The anti-gun violence group Stop Handgun Violence is sponsoring the redesigned billboard near Fenway Park, and urging people to vote in support of a federal assault weapons ban.

"Until we get involved, until we hold our members of Congress accountable, get used to more mass shootings," said John Rosenthal, a real estate developer and founder of Stop Handgun Violence. He has sponsored the Mass Pike billboard for nearly two decades.

Twenty tiny, primary-colored handprints, meant to represent the first- and second-graders killed in last year's Sandy Hook school shooting, dot the bottom border of the billboard while an electronic tally marks the number of Americans killed by firearms since the shooting in Newtown.

"In the last year since the massacre at Sandy Hook, not only has Congress done nothing, 32,833 more Americans have died from gun violence," Rosenthal said.

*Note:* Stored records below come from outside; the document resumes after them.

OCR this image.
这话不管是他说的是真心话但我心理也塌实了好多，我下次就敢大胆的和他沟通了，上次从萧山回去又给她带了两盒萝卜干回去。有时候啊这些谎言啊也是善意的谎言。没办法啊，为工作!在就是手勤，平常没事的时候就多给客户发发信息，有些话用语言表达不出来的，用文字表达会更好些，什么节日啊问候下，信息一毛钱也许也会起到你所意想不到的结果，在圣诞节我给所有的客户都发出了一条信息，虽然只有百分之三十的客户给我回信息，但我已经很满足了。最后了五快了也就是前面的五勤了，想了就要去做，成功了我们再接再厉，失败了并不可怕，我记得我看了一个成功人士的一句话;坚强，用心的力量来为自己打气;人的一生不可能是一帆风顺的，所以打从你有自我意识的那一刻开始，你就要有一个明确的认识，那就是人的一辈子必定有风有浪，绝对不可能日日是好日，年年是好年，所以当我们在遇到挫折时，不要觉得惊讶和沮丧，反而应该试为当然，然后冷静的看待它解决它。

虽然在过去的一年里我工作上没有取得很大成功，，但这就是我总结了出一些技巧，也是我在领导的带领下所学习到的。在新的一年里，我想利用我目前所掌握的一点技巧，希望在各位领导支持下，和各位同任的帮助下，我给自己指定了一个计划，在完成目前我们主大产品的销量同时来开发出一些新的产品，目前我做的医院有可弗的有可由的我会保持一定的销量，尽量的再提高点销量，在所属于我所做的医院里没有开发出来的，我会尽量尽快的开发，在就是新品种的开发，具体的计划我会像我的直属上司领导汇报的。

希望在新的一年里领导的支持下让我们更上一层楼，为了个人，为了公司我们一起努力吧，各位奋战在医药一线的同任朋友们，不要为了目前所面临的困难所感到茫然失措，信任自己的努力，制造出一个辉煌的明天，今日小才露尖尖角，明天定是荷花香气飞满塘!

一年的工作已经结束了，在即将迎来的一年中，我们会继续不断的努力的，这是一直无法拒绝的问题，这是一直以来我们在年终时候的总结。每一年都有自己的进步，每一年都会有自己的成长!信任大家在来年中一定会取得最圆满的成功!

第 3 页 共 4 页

That figure is based on National Center for Disease Control data of the average number of firearm fatalities over a 30 period. The billboard's electronic tally will increase by 83 each day, representing current estimates of the average number of Americans killed with firearms over a 24-hour period.

Advocates for gun owners, however, call the billboard a scare tactic.

Jim Wallace, executive director of the Gun Owners Action League of Massachusetts, says focusing on assault weapons misses the mark, and the need for a broader conversation about criminal behavior.

"We continue to have this senseless discussion about the thing, whether it's a certain gun or a so-called large capacity magazine, or this type of handgun, but we don't get to have the debates about how we're going to go after the criminal," said Wallace. "And until you start dealing with the human criminal element that's causing all this problem, we're gonna go around and around on this for decades."

This program aired on December 14, 2013.